La nascita di nuove coltivazioni provoca spesso conflitti
A causa della nascita di nuove coltivazioni, si innescano spesso dannosi conflitti per accaparrarseli.
L’olio di palma è ancora troppo poco sostenibile
Nonostante molte organizzazioni si stiano impegnando per rendere le coltivazioni di palme da olio sostenibili, c’è ancora molto lavoro da fare. Perché purtroppo le aziende continuano a essere poco trasparenti e a sfruttare le foreste in modo indiscriminato.
Chi lavora nelle piantagioni spesso viene sfruttato
Un rapporto di Amnesty International “The great palm oil scandal” (2016) ha evidenziato che chi lavora nelle piantagioni di palma da olio spesso viene sfruttato. Il mercato dell’olio di palma è spesso associato alla violazione dei diritti dei lavoratori.
La coltivazione indiscriminata mette in pericolo diverse specie animali
Sempre secondo Greenpeace ci sono 193 specie di animali in grave pericolo di estinzione, minacciate proprio dalla coltivazione indiscriminata di olio di palma. Basti pensare che dal 1999 al 2015 metà degli oranghi del Borneo sono scomparsi e oltre tre quarti del parco nazionale di Tesso Nilo sono stati convertiti in piantagioni illegali. In questo parco vivono animali come le tigri, gli oranghi e gli elefanti.

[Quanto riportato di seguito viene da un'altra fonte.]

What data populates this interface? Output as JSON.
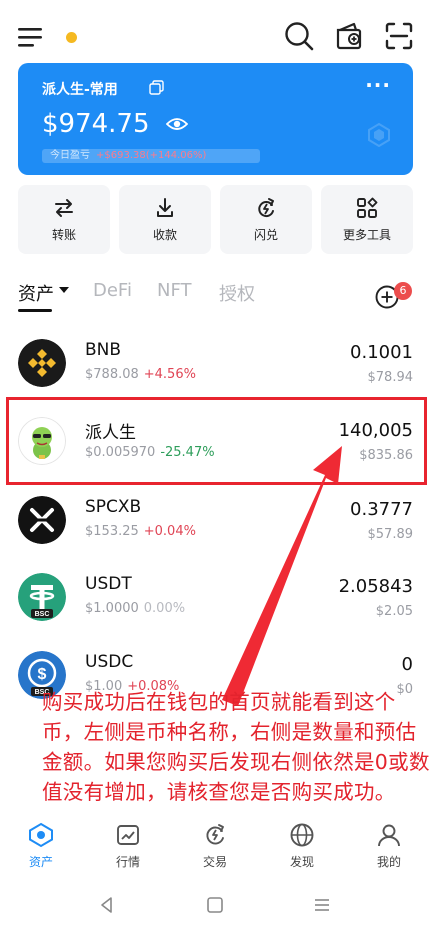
{
  "header": {
    "menu_icon": "menu-icon",
    "status_dot_color": "#f5b921",
    "right_icons": [
      "search-icon",
      "wallet-add-icon",
      "scan-icon"
    ]
  },
  "wallet": {
    "name": "派人生-常用",
    "balance": "$974.75",
    "pnl_label": "今日盈亏",
    "pnl_value": "+$693.38(+144.06%)",
    "more_label": "···",
    "accent_color": "#1e8cf5"
  },
  "quick_actions": [
    {
      "label": "转账",
      "icon": "transfer-icon"
    },
    {
      "label": "收款",
      "icon": "receive-icon"
    },
    {
      "label": "闪兑",
      "icon": "swap-icon"
    },
    {
      "label": "更多工具",
      "icon": "tools-icon"
    }
  ],
  "tabs": [
    {
      "label": "资产",
      "active": true
    },
    {
      "label": "DeFi",
      "active": false
    },
    {
      "label": "NFT",
      "active": false
    },
    {
      "label": "授权",
      "active": false
    }
  ],
  "add_token_badge": "6",
  "tokens": [
    {
      "name": "BNB",
      "price": "$788.08",
      "change": "+4.56%",
      "change_dir": "up",
      "amount": "0.1001",
      "value": "$78.94",
      "logo": "bnb-logo"
    },
    {
      "name": "派人生",
      "price": "$0.005970",
      "change": "-25.47%",
      "change_dir": "down",
      "amount": "140,005",
      "value": "$835.86",
      "logo": "pairensheng-logo"
    },
    {
      "name": "SPCXB",
      "price": "$153.25",
      "change": "+0.04%",
      "change_dir": "up",
      "amount": "0.3777",
      "value": "$57.89",
      "logo": "spcxb-logo"
    },
    {
      "name": "USDT",
      "price": "$1.0000",
      "change": "0.00%",
      "change_dir": "flat",
      "amount": "2.05843",
      "value": "$2.05",
      "logo": "usdt-logo"
    },
    {
      "name": "USDC",
      "price": "$1.00",
      "change": "+0.08%",
      "change_dir": "up",
      "amount": "0",
      "value": "$0",
      "logo": "usdc-logo"
    }
  ],
  "annotation": "购买成功后在钱包的首页就能看到这个币，左侧是币种名称，右侧是数量和预估金额。如果您购买后发现右侧依然是0或数值没有增加，请核查您是否购买成功。",
  "bottom_nav": [
    {
      "label": "资产",
      "icon": "assets-icon",
      "active": true
    },
    {
      "label": "行情",
      "icon": "market-icon",
      "active": false
    },
    {
      "label": "交易",
      "icon": "trade-icon",
      "active": false
    },
    {
      "label": "发现",
      "icon": "discover-icon",
      "active": false
    },
    {
      "label": "我的",
      "icon": "profile-icon",
      "active": false
    }
  ],
  "system_nav": [
    "back-icon",
    "home-icon",
    "recents-icon"
  ]
}
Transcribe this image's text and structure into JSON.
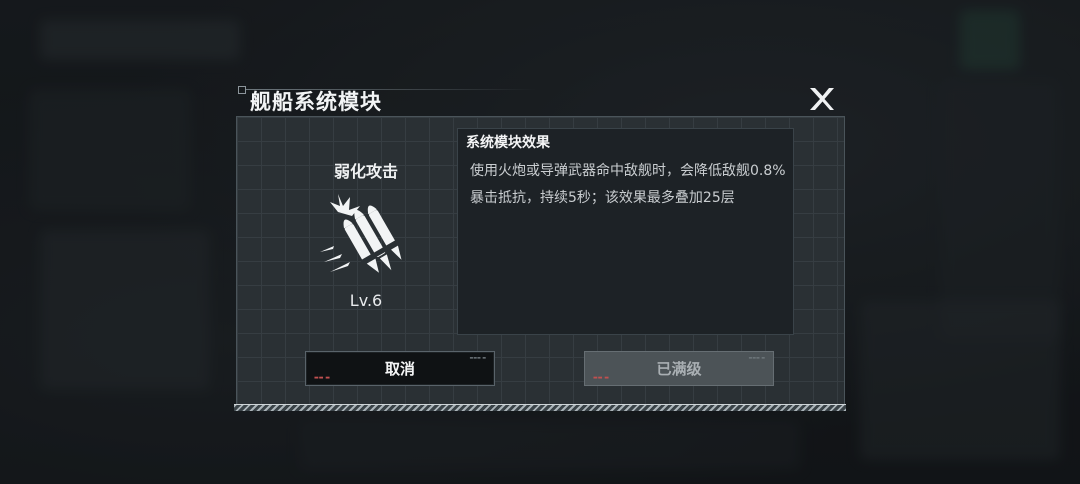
{
  "dialog": {
    "title": "舰船系统模块",
    "close_icon": "close-x-icon"
  },
  "module": {
    "name": "弱化攻击",
    "icon": "missile-volley-icon",
    "level": "Lv.6"
  },
  "effect": {
    "heading": "系统模块效果",
    "description": "使用火炮或导弹武器命中敌舰时，会降低敌舰0.8%暴击抵抗，持续5秒；该效果最多叠加25层"
  },
  "buttons": {
    "cancel_label": "取消",
    "max_level_label": "已满级"
  },
  "colors": {
    "panel_bg": "#2a3034",
    "effect_bg": "#1d2226",
    "cancel_bg": "#0f1214",
    "disabled_bg": "#4c5357"
  }
}
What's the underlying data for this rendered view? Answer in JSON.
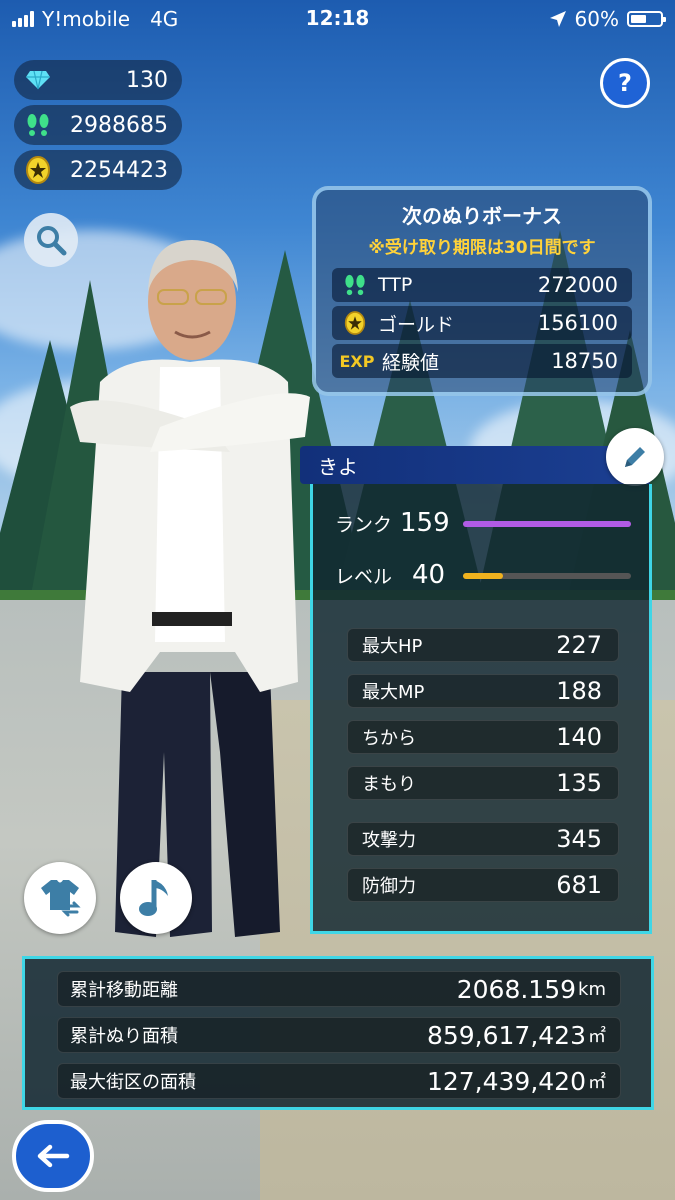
{
  "status_bar": {
    "carrier": "Y!mobile",
    "network": "4G",
    "time": "12:18",
    "battery": "60%",
    "battery_level": 0.6
  },
  "currencies": [
    {
      "icon": "diamond-icon",
      "value": "130"
    },
    {
      "icon": "footprints-icon",
      "value": "2988685"
    },
    {
      "icon": "gold-coin-icon",
      "value": "2254423"
    }
  ],
  "help_label": "?",
  "bonus": {
    "title": "次のぬりボーナス",
    "note": "※受け取り期限は30日間です",
    "rows": [
      {
        "icon": "footprints-icon",
        "label": "TTP",
        "value": "272000"
      },
      {
        "icon": "gold-coin-icon",
        "label": "ゴールド",
        "value": "156100"
      },
      {
        "icon": "exp-icon",
        "icon_text": "EXP",
        "label": "経験値",
        "value": "18750"
      }
    ]
  },
  "player": {
    "name": "きよ",
    "rank_label": "ランク",
    "rank": "159",
    "rank_progress": 1.0,
    "level_label": "レベル",
    "level": "40",
    "level_progress": 0.24
  },
  "stats": [
    {
      "label": "最大HP",
      "value": "227"
    },
    {
      "label": "最大MP",
      "value": "188"
    },
    {
      "label": "ちから",
      "value": "140"
    },
    {
      "label": "まもり",
      "value": "135"
    },
    {
      "label": "攻撃力",
      "value": "345"
    },
    {
      "label": "防御力",
      "value": "681"
    }
  ],
  "totals": [
    {
      "label": "累計移動距離",
      "value": "2068.159",
      "unit": "km"
    },
    {
      "label": "累計ぬり面積",
      "value": "859,617,423",
      "unit": "㎡"
    },
    {
      "label": "最大街区の面積",
      "value": "127,439,420",
      "unit": "㎡"
    }
  ],
  "colors": {
    "accent_cyan": "#3fd6e6",
    "rank_bar": "#b15be6",
    "level_bar": "#f0b21e",
    "name_bar": "#1b3f92",
    "note_yellow": "#ffd23a",
    "back_button": "#1d5fcf"
  }
}
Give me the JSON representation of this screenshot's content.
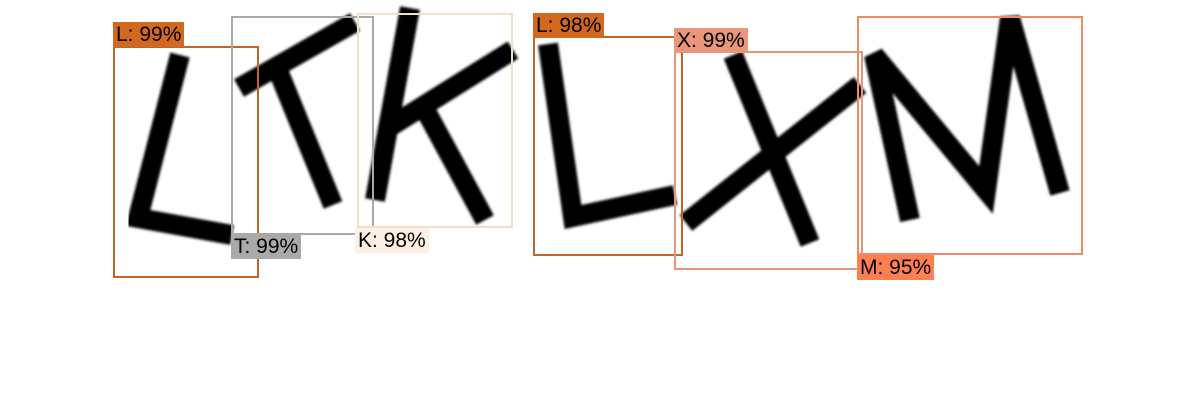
{
  "detections": [
    {
      "label": "L: 99%",
      "color": "#d2691e"
    },
    {
      "label": "T: 99%",
      "color": "#a9a9a9"
    },
    {
      "label": "K: 98%",
      "color": "#fdf0e2"
    },
    {
      "label": "L: 98%",
      "color": "#d2691e"
    },
    {
      "label": "X: 99%",
      "color": "#e9967a"
    },
    {
      "label": "M: 95%",
      "color": "#ff7f50"
    }
  ]
}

Il villaggio distrutto dalle palme per l’olio
L’antropologa dell’università di Sidney, Sophie Chao, ha raccontato in un suo libro gli effetti devastanti per un intero popolo dalle piantagioni di olio di palma. Siamo nella regione del Merauke dove con un’operazione priva di qualsiasi trasparenza, il governo indonesiano ha assegnato due milioni di ettari di terreni a 36 multinazionali. Enormi aree della foresta tropicale sono state bruciate o disboscate per fare spazio alle palme da cocco o agli alberi di canna da zucchero. L’intero villaggio di Paulus è circondato da queste coltivazioni e il suo popolo, con la distruzione della foresta tropicale, ha perso una bussola esistenziale e una completa identità.
Il biodiesel ricavato dall’olio di palma non è ecologico
Dall’olio di palma viene ricavato un biocarburante la cui produzione oltre a essere molto costosa dal punto di vista ambientale, è considerata non ecologica dalla U.S. Environmental Protection Agency.
Alternative
Quali sono le alternative all’olio di palma? Innanzitutto l’olio di oliva purché di qualità, poi il burro che tuttavia, proprio come l’olio di palma, è ricco di grassi saturi. Ulteriori alternative sono rappresentata dall’olio di semi di girasole, dall’olio di cocco e da quello di colza. L’ideale è non focalizzarsi sull’impiego di un solo olio ma usarne diversi. Nel 2015 molte multinazionali della grande distribuzione si erano impegnate a sostituire l’olio di palma con prodotti meno dannosi per l’ambiente: lo hanno fatto?